Pada tahun 2007, alasan kenaikan harga eceran BBM bersubsidi jenis premium karena ditingkatkan spesifikasi semula beroktan 88 menjadi premium 90, kali ini, solar tidak jelas betul alasannya. Masyarakat tentu bingung karena semua jenis solar, baik biosolar, DEX, maupun solar biasa, harganya dipukul rata. Kebijakan pembatasan BBM bersubsidi jenis solar kali ini betul-betul produk implementasi politik energi pemerintah yang terburu-buru dan panik.

Harga Global

BBM jenis solar yang dijual di SPBU Indonesia sebetulnya memiliki tiga tingkatan kualitas berbeda-beda. Jenis solar DEX yang terbaik dengan kandungan sulfur (belerang) maksimal 300 part per million (ppm). Inilah yang pantas dihargai paling tinggi sampai 13.300 per liter itu. Jika pada bensin dikenal octane number (RON), untuk solar dikenal cetane number (RCN). Angka RCN solar DEX paling tinggi 53 jika premium setara dengan RON 90.

Kualitas sedang lainnya jenis biosolar dengan kandungan belerang maksimal 500 ppm. Sementara solar biasa dengan kandungan belerang buruk sampai dengan 3.500 ppm. Nilai RCN biosolar 51 dan 48 untuk jenis solar biasa. Kini rakyat seperti dibodohi karena di tengah kepanikan pembatasan solar ini, kemungkinan mendapat solar biasa, namun dengan harga DEX.

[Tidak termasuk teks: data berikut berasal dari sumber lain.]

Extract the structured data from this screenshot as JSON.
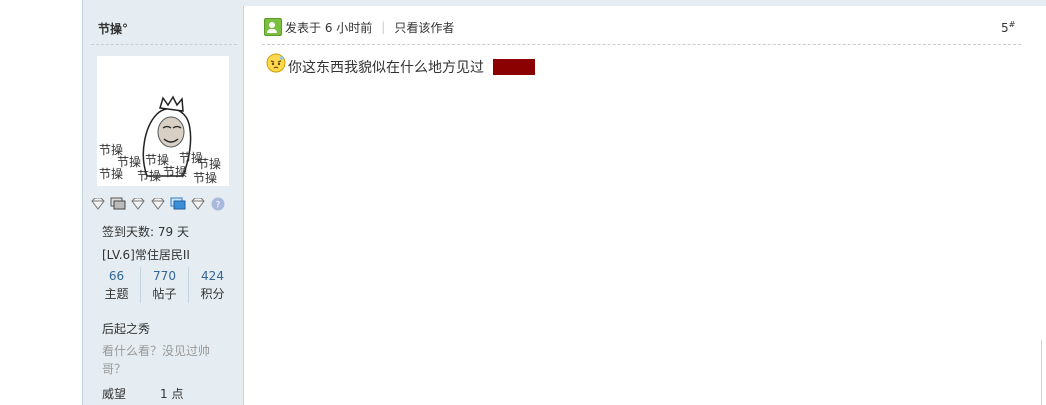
{
  "author": {
    "name": "节操°",
    "avatar_text": "节操",
    "medals": [
      {
        "icon": "diamond-medal-icon",
        "color": "#888888"
      },
      {
        "icon": "stack-medal-icon",
        "color": "#666666"
      },
      {
        "icon": "diamond-medal-icon",
        "color": "#888888"
      },
      {
        "icon": "diamond-medal-icon",
        "color": "#888888"
      },
      {
        "icon": "blue-stack-medal-icon",
        "color": "#3b8fd9"
      },
      {
        "icon": "diamond-medal-icon",
        "color": "#888888"
      },
      {
        "icon": "chat-bubble-icon",
        "color": "#a9b9dd"
      }
    ],
    "sign_days": "签到天数: 79 天",
    "level": "[LV.6]常住居民II",
    "stats": [
      {
        "value": "66",
        "label": "主题"
      },
      {
        "value": "770",
        "label": "帖子"
      },
      {
        "value": "424",
        "label": "积分"
      }
    ],
    "title": "后起之秀",
    "signature": "看什么看？没见过帅哥？",
    "prestige_label": "威望",
    "prestige_value": "1 点"
  },
  "post": {
    "time": "发表于 6 小时前",
    "only_author": "只看该作者",
    "floor": "5",
    "floor_sup": "#",
    "body_text": "你这东西我貌似在什么地方见过",
    "hidden_color": "#8b0000"
  }
}
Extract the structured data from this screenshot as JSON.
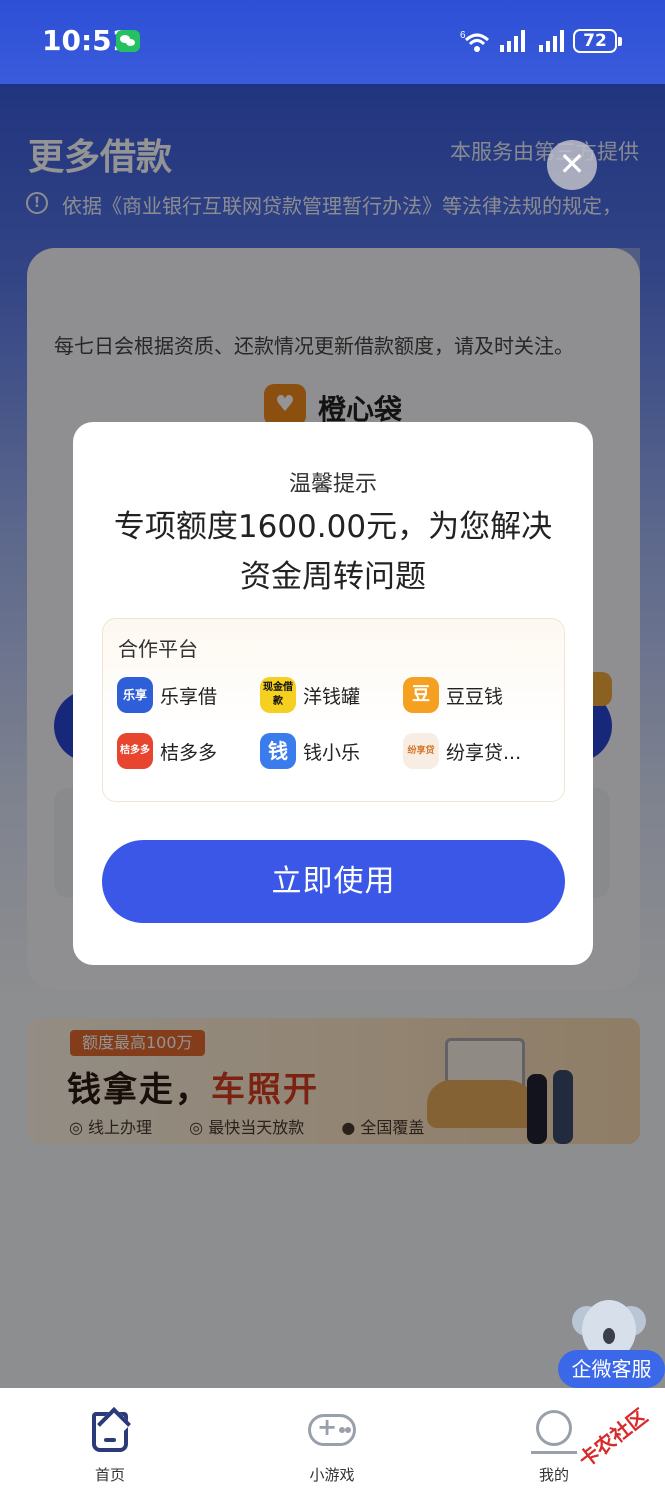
{
  "status_bar": {
    "time": "10:51",
    "battery": "72",
    "wifi_label": "6"
  },
  "page": {
    "title": "更多借款",
    "provider_note": "本服务由第三方提供",
    "notice": "依据《商业银行互联网贷款管理暂行办法》等法律法规的规定，",
    "card_tip": "每七日会根据资质、还款情况更新借款额度，请及时关注。",
    "brand_name": "橙心袋"
  },
  "banner": {
    "tag": "额度最高100万",
    "headline_a": "钱拿走，",
    "headline_b": "车照开",
    "points": [
      "线上办理",
      "最快当天放款",
      "全国覆盖"
    ]
  },
  "dialog": {
    "title": "温馨提示",
    "headline": "专项额度1600.00元，为您解决资金周转问题",
    "partner_title": "合作平台",
    "partners": [
      {
        "name": "乐享借",
        "icon": "乐享",
        "color": "#2f5fd8"
      },
      {
        "name": "洋钱罐",
        "icon": "现金借款",
        "color": "#f5d021"
      },
      {
        "name": "豆豆钱",
        "icon": "豆",
        "color": "#f5a020"
      },
      {
        "name": "桔多多",
        "icon": "桔多多",
        "color": "#e8452e"
      },
      {
        "name": "钱小乐",
        "icon": "钱",
        "color": "#3a7cec"
      },
      {
        "name": "纷享贷...",
        "icon": "纷享贷",
        "color": "#f7ede2"
      }
    ],
    "cta": "立即使用"
  },
  "service": {
    "label": "企微客服"
  },
  "tabbar": {
    "items": [
      "首页",
      "小游戏",
      "我的"
    ]
  },
  "watermark": "卡农社区"
}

Pembatasan solar per 1 Agustus 2014 menjadi kebijakan fatal pemerintah dibanding kualitas solar yang bisa diperoleh di negeri ini. AS, misalnya, menerapkan regulasi kualitas solar dengan kandungan belerang maksimal 500 ppm tahun 1993. Berangsur-angsur ditekan kandungan sulfurnya bersamaan dengan kenaikan harga dan sekarang pada tingkat eceran 1,02 dollar AS per liter, namun kandungan sulfurnya maksimal 15 ppm.

Jadi, posisi sekarang dibanding antara solar Indonesia dan AS, ilustrasinya: kualitas solar AS 19 kali lebih baik, namun harganya 109,8 persen lebih mahal solar Indonesia. Ini tentu ironis dan menyedihkan. Harga BBM solar Indonesia sudah mengikuti standar internasional, namun kualitasnya sangat lokal. Yang memrihatinkan pada mayoritas daerah luar kota tidak akan bisa ditemukan alternatif solar karena kekuatan jaringan SPBU Pertamina.

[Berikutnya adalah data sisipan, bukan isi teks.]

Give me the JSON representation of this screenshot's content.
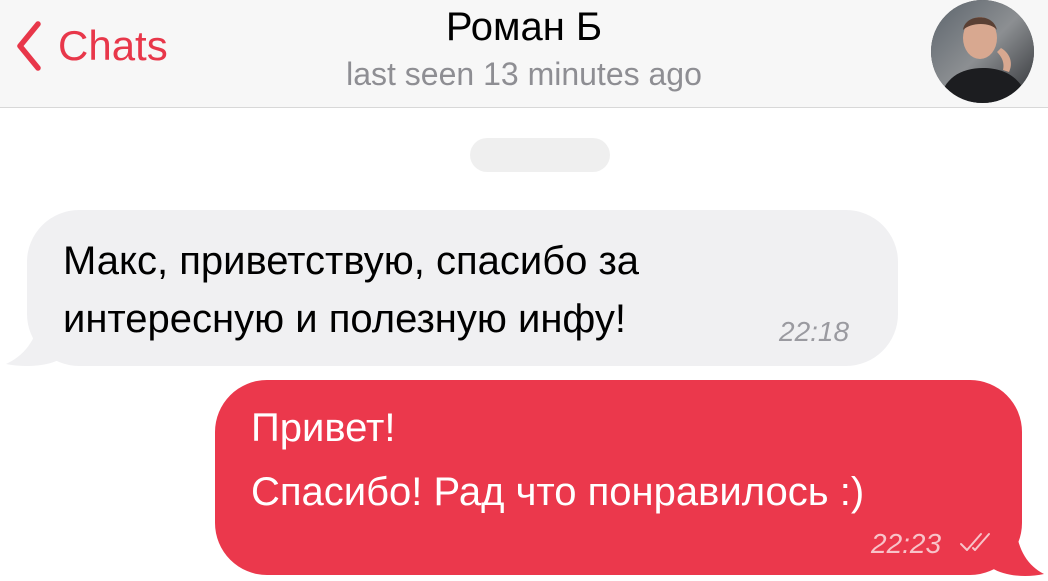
{
  "header": {
    "back_label": "Chats",
    "contact_name": "Роман Б",
    "status": "last seen 13 minutes ago",
    "accent_color": "#e8374a"
  },
  "messages": [
    {
      "direction": "incoming",
      "text": "Макс, приветствую, спасибо за интересную и полезную инфу!",
      "time": "22:18"
    },
    {
      "direction": "outgoing",
      "lines": [
        "Привет!",
        "Спасибо! Рад что понравилось :)"
      ],
      "time": "22:23",
      "status_icon": "double-check-icon"
    }
  ],
  "colors": {
    "incoming_bubble": "#f0f0f2",
    "outgoing_bubble": "#eb384c"
  }
}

Sudah menjadi pengetahuan umum bahwa buruknya kualitas bahan bakar akan memengaruhi faktor lain, misalnya, biaya pemeliharaan yang ditanggung rakyat. Mesin-mesin mobil diesel Indonesia menjadi sangat tidak efisien dengan mengonsumsi 17-20 persen lebih banyak dari mesin mobil diesel negara lain.

Harga BBM sekarang menyebabkan biaya transportasi Indonesia paling tinggi di ASEAN, 30 persen di atas rata-rata. Selain itu, ketidakefisienan membuat lebih dari 50 persen biaya sektor transportasi dibakar tidak produktif di jalanan menjadi asap yang mencemari udara.

Dampak lain frekuensi penggantian suku cadang kian cepat. Dengan BBM berkualitas buruk, membuat mesin bekerja ekstrakeras sehingga overheating. Suku cadang bagian dalam mesin lebih cepat aus. Jadi, diperlukan lebih sering penggantian sistem pendingin seperti pelumas serta harus sering ke bengkel untuk diperiksa. Karet untuk menyambung bagian-bagian mesin harus sering diganti. Potensial kebocoran cairan dalam mesin semakin besar. Beban lain seperti tingginya kerja mesin putaran stationer karena kemacetan harus ditanggung mesin.

Ongkos kemacetan luar biasa boros. Di Jakarta saja, menurut penelitian Masyarakat Transportasi Indonesia (MTI), pada tahun 2013, rugi macet mencapai 43 triliun rupiah. BBM yang dibakar percuma senilai 14,84 triliun per tahun. Kondisi luar biasa kompleks ini menyuburkan bengkel. Di sini diibaratkan tiap satu kilometer ada 100 bengkel. Semantara, negara lain, baru ada satu bengkel setelah 100 kilometer.

Pemerintah dituntut arif menyikapi prahara konsumsi BBM solar ini, tidak boleh serampangan. Subsidi dilepas memang sudah merupakan tuntutan, namun harus diimbangi dengan peningkatan kualitas yang sepadan. Jika kualitas solar biasa dijual dengan harga internasional, berarti pemerintah turut berkontribusi informasi tidak benar kepada publik.